Suboptimization: When Local Improvements Harm the Whole System

“If we can only improve what we can see and we can only see a subset of the overall flow of work, all our effort could be wasted in comparison to addressing the weakest link in the chain of activities. If our visibility is limited to a subset of the work process, we will direct improvement efforts there. But if we fail to address the real constraint, our targeted improvements won’t matter at best and could make things worse.”

”Suboptimization occurs when you make an improvement to one part of a system while ignoring the effects of that change on the other components. A seemingly important improvement could cause the overall work system to perform more poorly. For example, if one department successfully improves turnaround time, but the faster output merely causes a larger queue and/or more work for the downstream department, the improvement may have a negative impact on the performance of the overall system"
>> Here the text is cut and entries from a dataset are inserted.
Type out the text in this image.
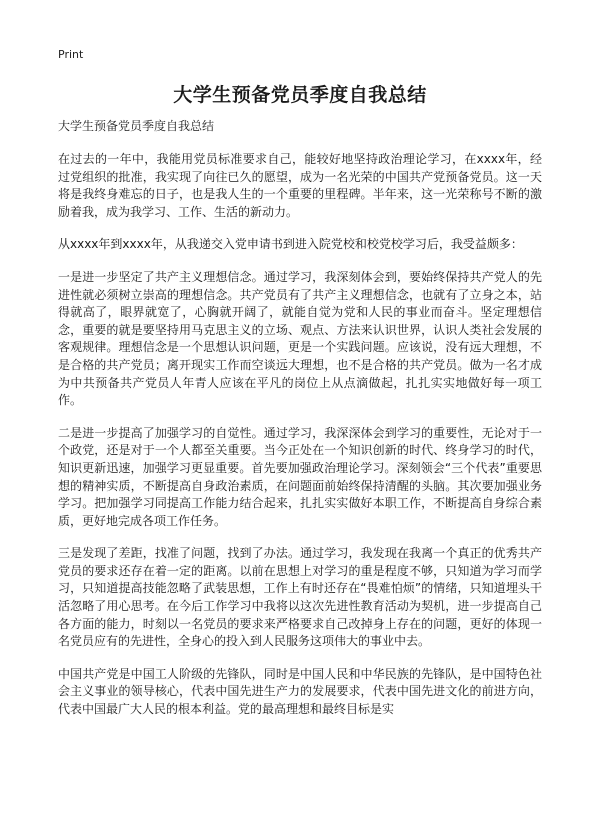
Print
大学生预备党员季度自我总结

大学生预备党员季度自我总结

在过去的一年中，我能用党员标准要求自己，能较好地坚持政治理论学习，在xxxx年，经过党组织的批准，我实现了向往已久的愿望，成为一名光荣的中国共产党预备党员。这一天将是我终身难忘的日子，也是我人生的一个重要的里程碑。半年来，这一光荣称号不断的激励着我，成为我学习、工作、生活的新动力。

从xxxx年到xxxx年，从我递交入党申请书到进入院党校和校党校学习后，我受益颇多：

一是进一步坚定了共产主义理想信念。通过学习，我深刻体会到，要始终保持共产党人的先进性就必须树立崇高的理想信念。共产党员有了共产主义理想信念，也就有了立身之本，站得就高了，眼界就宽了，心胸就开阔了，就能自觉为党和人民的事业而奋斗。坚定理想信念，重要的就是要坚持用马克思主义的立场、观点、方法来认识世界，认识人类社会发展的客观规律。理想信念是一个思想认识问题，更是一个实践问题。应该说，没有远大理想，不是合格的共产党员；离开现实工作而空谈远大理想，也不是合格的共产党员。做为一名才成为中共预备共产党员人年青人应该在平凡的岗位上从点滴做起，扎扎实实地做好每一项工作。

二是进一步提高了加强学习的自觉性。通过学习，我深深体会到学习的重要性，无论对于一个政党，还是对于一个人都至关重要。当今正处在一个知识创新的时代、终身学习的时代，知识更新迅速，加强学习更显重要。首先要加强政治理论学习。深刻领会“三个代表”重要思想的精神实质，不断提高自身政治素质，在问题面前始终保持清醒的头脑。其次要加强业务学习。把加强学习同提高工作能力结合起来，扎扎实实做好本职工作，不断提高自身综合素质，更好地完成各项工作任务。

三是发现了差距，找准了问题，找到了办法。通过学习，我发现在我离一个真正的优秀共产党员的要求还存在着一定的距离。以前在思想上对学习的重是程度不够，只知道为学习而学习，只知道提高技能忽略了武装思想，工作上有时还存在“畏难怕烦”的情绪，只知道埋头干活忽略了用心思考。在今后工作学习中我将以这次先进性教育活动为契机，进一步提高自己各方面的能力，时刻以一名党员的要求来严格要求自己改掉身上存在的问题，更好的体现一名党员应有的先进性，全身心的投入到人民服务这项伟大的事业中去。

中国共产党是中国工人阶级的先锋队，同时是中国人民和中华民族的先锋队，是中国特色社会主义事业的领导核心，代表中国先进生产力的发展要求，代表中国先进文化的前进方向，代表中国最广大人民的根本利益。党的最高理想和最终目标是实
"The inclination to jump into the weeds and design micro-level improvements before the entire work system—the macro picture—is fully understood, is a key contributor to suboptimization.”
Have you seen this in the wild? An infrastructure team automated deployments to reduce rollout time from weeks to days, but didn’t update the monitoring and rollback systems accordingly, or introduce alerts, resulting in critical bugs staying in production longer before being detected and corrected, negatively impacting the customer, and creating unplanned work for the team.
The production problems are not a reason not to automate deployments. Manual deployments are slower, more error prone, leading to bigger batches, which makes errors harder to fix, leading to more unplanned work for the team and ultimately worse customer outcomes.